The website was piloted with the CIC, then opened up to the p. res.  I gather from other posts that reg. f. members now receive points as well; does this replace the clothing upkeep allowance for you?


----------



## Inch (21 Apr 2005)

Neill McKay said:
			
		

> The website was piloted with the CIC, then opened up to the p. res.   I gather from other posts that reg. f. members now receive points as well; does this replace the clothing upkeep allowance for you?



No, we don't get points.
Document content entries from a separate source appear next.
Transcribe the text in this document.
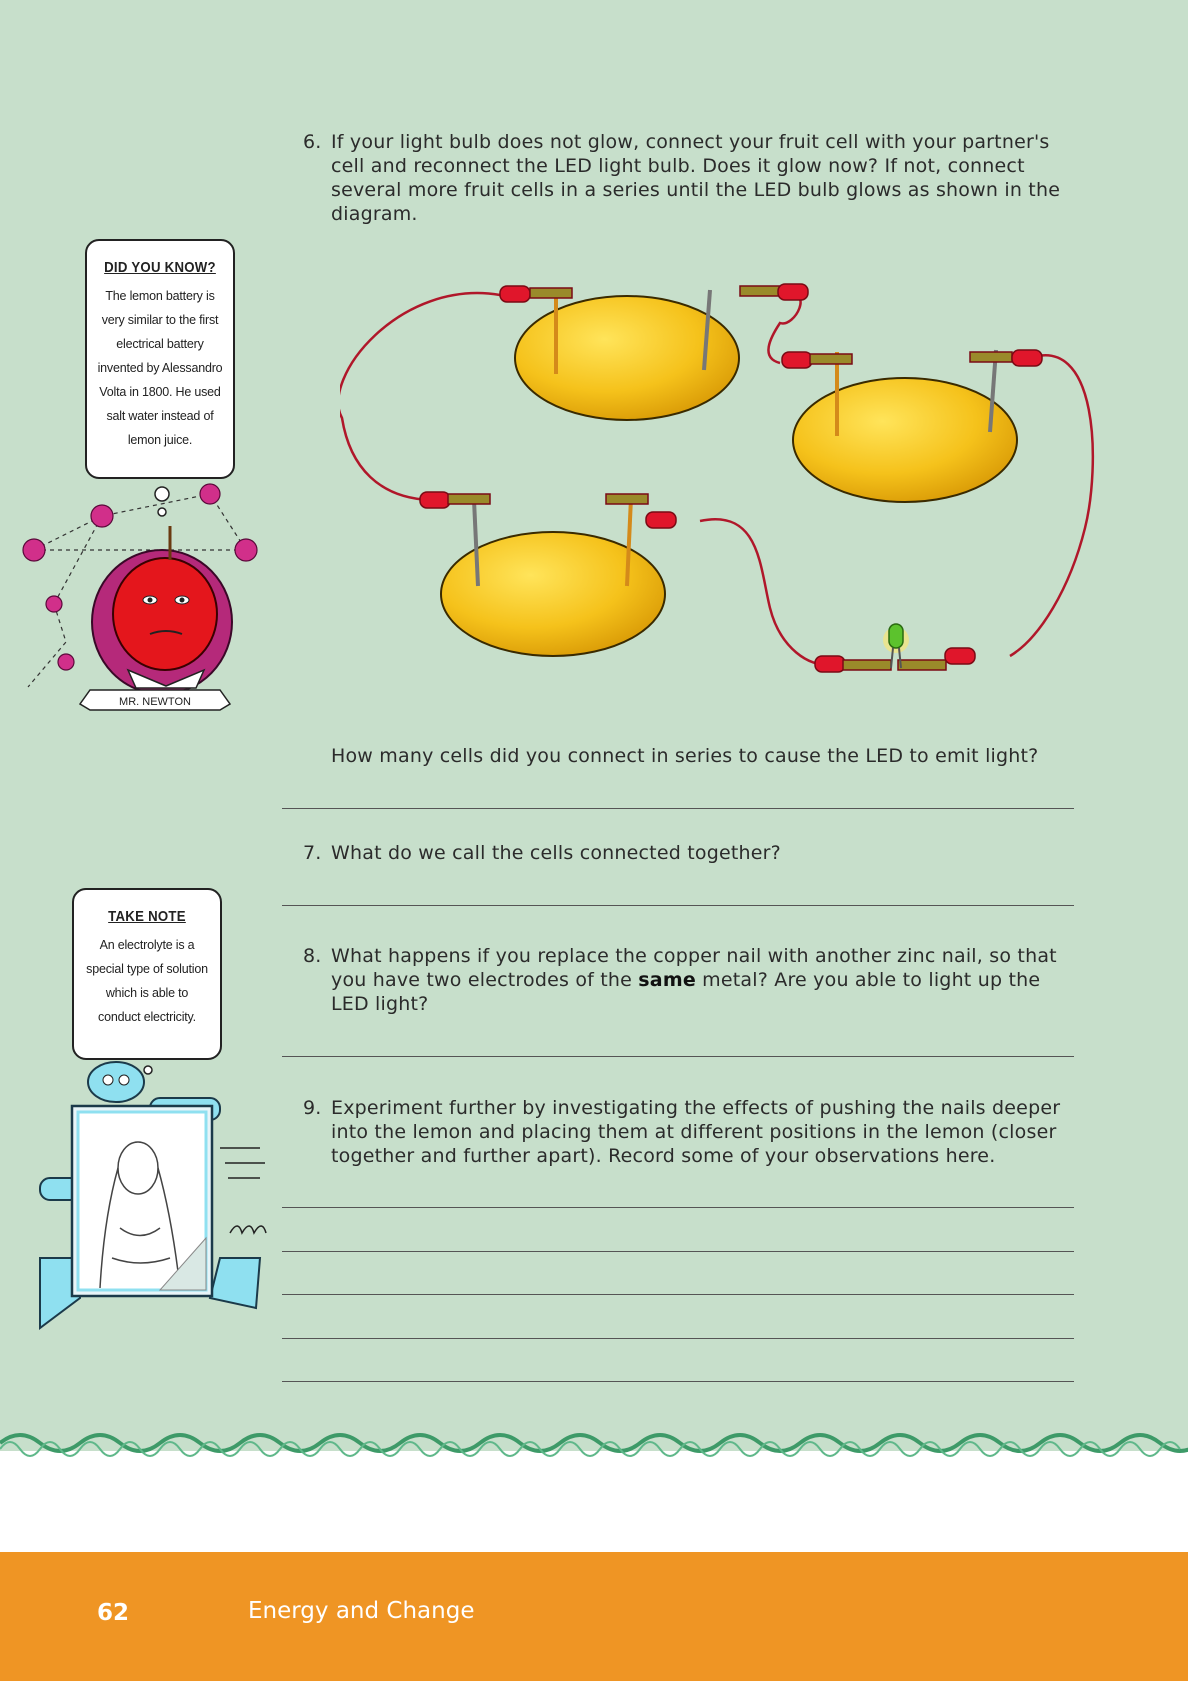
6. If your light bulb does not glow, connect your fruit cell with your partner's cell and reconnect the LED light bulb. Does it glow now? If not, connect several more fruit cells in a series until the LED bulb glows as shown in the diagram.
How many cells did you connect in series to cause the LED to emit light?
7. What do we call the cells connected together?
8. What happens if you replace the copper nail with another zinc nail, so that you have two electrodes of the same metal? Are you able to light up the LED light?
9. Experiment further by investigating the effects of pushing the nails deeper into the lemon and placing them at different positions in the lemon (closer together and further apart). Record some of your observations here.
DID YOU KNOW?
The lemon battery is very similar to the first electrical battery invented by Alessandro Volta in 1800. He used salt water instead of lemon juice.
MR. NEWTON
TAKE NOTE
An electrolyte is a special type of solution which is able to conduct electricity.
62	Energy and Change
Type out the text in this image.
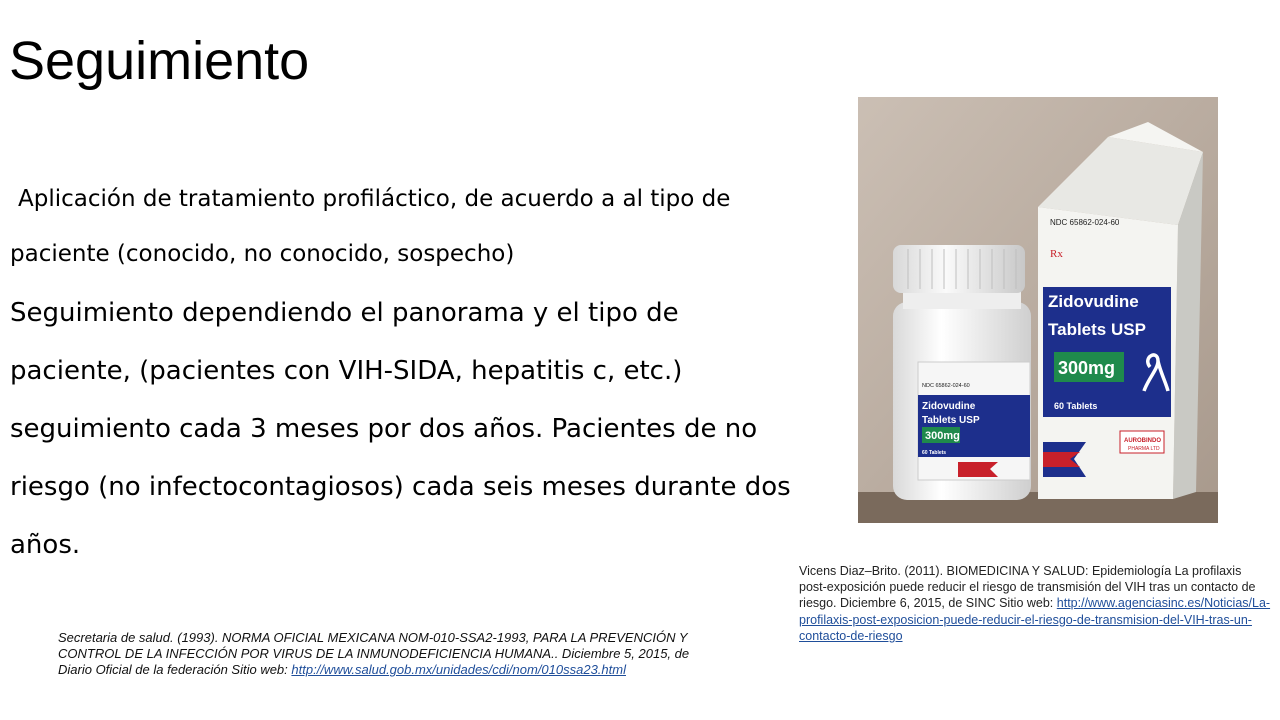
Seguimiento
Aplicación de tratamiento profiláctico, de acuerdo a al tipo de paciente (conocido, no conocido, sospecho)
Seguimiento dependiendo el panorama y el tipo de paciente, (pacientes con VIH-SIDA, hepatitis c, etc.) seguimiento cada 3 meses por dos años. Pacientes de no riesgo (no infectocontagiosos) cada seis meses durante dos años.
NDC 65862-024-60
Rx
Zidovudine
Tablets USP
300mg
60 Tablets
AUROBINDO
PHARMA LTD
NDC 65862-024-60
Zidovudine
Tablets USP
300mg
60 Tablets
Vicens Diaz–Brito. (2011). BIOMEDICINA Y SALUD: Epidemiología La profilaxis post-exposición puede reducir el riesgo de transmisión del VIH tras un contacto de riesgo. Diciembre 6, 2015, de SINC Sitio web: http://www.agenciasinc.es/Noticias/La-profilaxis-post-exposicion-puede-reducir-el-riesgo-de-transmision-del-VIH-tras-un-contacto-de-riesgo
Secretaria de salud. (1993). NORMA OFICIAL MEXICANA NOM-010-SSA2-1993, PARA LA PREVENCIÓN Y CONTROL DE LA INFECCIÓN POR VIRUS DE LA INMUNODEFICIENCIA HUMANA.. Diciembre 5, 2015, de Diario Oficial de la federación Sitio web: http://www.salud.gob.mx/unidades/cdi/nom/010ssa23.html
We still get CUA.


----------



## D-n-A (21 Apr 2005)

Docherty said:
			
		

> It says I an ineligible to order on line does, any one know why?



You need atleast one year in before your be able to access and order anything off the site. Also, the site isn't for initial issue, so don't worry about it. Your get issued DEUs after you've been in for a year, after you've received your initial issue thats when you can start using the site for DEU items.


----------



## LCIS227 (5 May 2005)

I've been in the CF for 2 years now (Reg force) and I don't seem to have any points ? 

I've registered to the site just this week is that why? In the payment options I don't have a place to select POINTS, just COD or Check or Credit Card ... 

Anyone can help me out  ?


----------



## kincanucks (5 May 2005)

LCIS227 said:
			
		

> I've been in the CF for 2 years now (Reg force) and I don't seem to have any points ?
> 
> I've registered to the site just this week is that why? In the payment options I don't have a place to select POINTS, just COD or Check or Credit Card ...
> 
> Anyone can help me out   ?


Reg F get CUA and therefore no points.  Read the thread.


----------